Welke veranderingen worden verwacht?

  • Gedurende de planperiode van tien jaar kan de horecafunctie of worden voortgezet of beëindigd. Dan zijn er andere functies toelaatbaar: kantoor, dienstverlening of in de sfeer van kinderopvang of ateliers. De voorkeur wordt dan gegeven aan herinvulling van het pand in plaats van aan leegstand. Echter, gestreefd wordt naar concentratie van winkels in het centrumgebied. Vandaar dat detailhandel alleen via een wijzigingsbevoegdheid toelaatbaar is.
  • Vervanging van een horecagelegenheid door een winkel is dus denkbaar. Dit zorgt in het algemeen voor minder hinder voor de omgeving. Daarbij speelt ook een rol dat het aantal percelen buiten het centrumgebied beperkt is en winkels niet snel geneigd zullen zijn zich in 'grote getale' buiten het centrum te vestigen. Van ontwrichting van de detailhandelsstructuur zal zeker geen sprake zijn.

Wat zijn de belangrijkste verschillen met de vigerende bestemmingsregeling?
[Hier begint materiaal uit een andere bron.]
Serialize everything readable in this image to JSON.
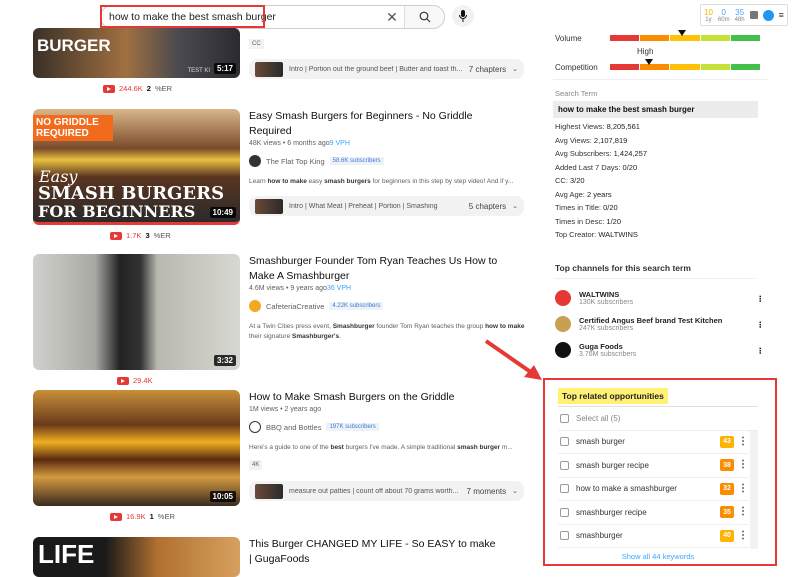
{
  "search": {
    "query": "how to make the best smash burger"
  },
  "extension_stats": {
    "count_1y": "10",
    "label_1y": "1y",
    "count_60m": "0",
    "label_60m": "60m",
    "count_48h": "35",
    "label_48h": "48h"
  },
  "videos": [
    {
      "thumb_text": "BURGER",
      "thumb_tag": "TEST KI",
      "duration": "5:17",
      "views_count": "244.6K",
      "er": "2",
      "er_label": "%ER",
      "badge": "CC",
      "chapters_text": "Intro | Portion out the ground beef | Butter and toast th...",
      "chapters_count": "7 chapters"
    },
    {
      "thumb_tag": "NO GRIDDLE REQUIRED",
      "thumb_script": "Easy",
      "thumb_text": "SMASH BURGERS",
      "thumb_text2": "FOR BEGINNERS",
      "duration": "10:49",
      "views_count": "1.7K",
      "er": "3",
      "er_label": "%ER",
      "title": "Easy Smash Burgers for Beginners - No Griddle Required",
      "views": "48K views • 6 months ago",
      "vph": "9 VPH",
      "channel": "The Flat Top King",
      "subs": "58.6K subscribers",
      "desc_pre": "Learn ",
      "desc_b1": "how to make",
      "desc_mid": " easy ",
      "desc_b2": "smash burgers",
      "desc_post": " for beginners in this step by step video! And if y...",
      "chapters_text": "Intro | What Meat | Preheat | Portion | Smashing",
      "chapters_count": "5 chapters"
    },
    {
      "duration": "3:32",
      "views_count": "29.4K",
      "title": "Smashburger Founder Tom Ryan Teaches Us How to Make A Smashburger",
      "views": "4.6M views • 9 years ago",
      "vph": "36 VPH",
      "channel": "CafeteriaCreative",
      "subs": "4.22K subscribers",
      "desc_pre": "At a Twin Cities press event, ",
      "desc_b1": "Smashburger",
      "desc_mid": " founder Tom Ryan teaches the group ",
      "desc_b2": "how to make",
      "desc_post": " their signature ",
      "desc_b3": "Smashburger's",
      "desc_end": "."
    },
    {
      "duration": "10:05",
      "views_count": "16.9K",
      "er": "1",
      "er_label": "%ER",
      "title": "How to Make Smash Burgers on the Griddle",
      "views": "1M views • 2 years ago",
      "channel": "BBQ and Bottles",
      "subs": "197K subscribers",
      "desc_pre": "Here's a guide to one of the ",
      "desc_b1": "best",
      "desc_mid": " burgers I've made. A simple traditional ",
      "desc_b2": "smash burger",
      "desc_post": " m...",
      "badge": "4K",
      "chapters_text": "measure out patties | count off about 70 grams worth...",
      "chapters_count": "7 moments"
    },
    {
      "thumb_text": "LIFE",
      "title": "This Burger CHANGED MY LIFE - So EASY to make | GugaFoods"
    }
  ],
  "panel": {
    "volume_label": "Volume",
    "competition_label": "Competition",
    "competition_level": "High",
    "volume_level_pct": 45,
    "competition_level_pct": 23,
    "bar_colors": [
      "#e53935",
      "#fb8c00",
      "#ffc107",
      "#c6e03a",
      "#43c04a"
    ],
    "search_term_label": "Search Term",
    "search_term": "how to make the best smash burger",
    "stats": [
      {
        "label": "Highest Views: ",
        "value": "8,205,561"
      },
      {
        "label": "Avg Views: ",
        "value": "2,107,819"
      },
      {
        "label": "Avg Subscribers: ",
        "value": "1,424,257"
      },
      {
        "label": "Added Last 7 Days: ",
        "value": "0/20"
      },
      {
        "label": "CC: ",
        "value": "3/20"
      },
      {
        "label": "Avg Age: ",
        "value": "2 years"
      },
      {
        "label": "Times in Title: ",
        "value": "0/20"
      },
      {
        "label": "Times in Desc: ",
        "value": "1/20"
      },
      {
        "label": "Top Creator: ",
        "value": "WALTWINS"
      }
    ],
    "channels_title": "Top channels for this search term",
    "channels": [
      {
        "name": "WALTWINS",
        "subs": "130K subscribers"
      },
      {
        "name": "Certified Angus Beef brand Test Kitchen",
        "subs": "247K subscribers"
      },
      {
        "name": "Guga Foods",
        "subs": "3.76M subscribers"
      }
    ],
    "opps_title": "Top related opportunities",
    "select_all": "Select all (5)",
    "keywords": [
      {
        "term": "smash burger",
        "score": "43",
        "color": "#ffb300"
      },
      {
        "term": "smash burger recipe",
        "score": "38",
        "color": "#fb8c00"
      },
      {
        "term": "how to make a smashburger",
        "score": "32",
        "color": "#fb8c00"
      },
      {
        "term": "smashburger recipe",
        "score": "35",
        "color": "#fb8c00"
      },
      {
        "term": "smashburger",
        "score": "40",
        "color": "#ffb300"
      }
    ],
    "show_all": "Show all 44 keywords"
  }
}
  • Oorspronkelijk waren alle horecafuncties voorzien van de bestemming Horecadoeleinden. Ander gebruik kon via wijzigingsprocedures worden toegestaan.
  • Gekozen is voor het combineren van de nu nog geldende afzonderlijke bestemmingen (detailhandel, kantoren, horeca en wonen), in één bestemming Gemengd - Horeca. Daarmee kan makkelijker worden ingespeeld op herinvulling van vrijkomende panden ter voorkoming van leegstand.
  • De bestemmingsregeling biedt dus de mogelijkheid voor omzetting naar een andere functie, bijvoorbeeld als gevolg van bedrijfsbeëindiging, zonder dat hiervoor een procedure nodig is. Dit betekent een verruiming van de vigerende regeling. Het bestemmingsplan vormt geen obstakel voor het invullen van leegstaande panden door andere functies.
  • De mogelijkheden voor verbreding van de woonfunctie (activiteiten, mantelzorg, bijzondere woonvormen) zijn verruimd. In het centrumgebied van Oisterwijk is echter opvang van personen met een problematiek op het gebied van verslaving of psychische situatie worden hier niet gewenst.

Wie is verantwoordelijk voor onderhoud, beheer en ontwikkeling?

  • De gronden zijn in particulier bezit. Dat betekent dat de eigenaren verantwoordelijk zijn voor onderhoud, beheer en ontwikkeling.
  • In het geval van excessen of overtreding van het bestemmingsplan of andere wet- of regelgeving kan een beroep worden gedaan op de gemeente of een ander bevoegd overheidsorgaan.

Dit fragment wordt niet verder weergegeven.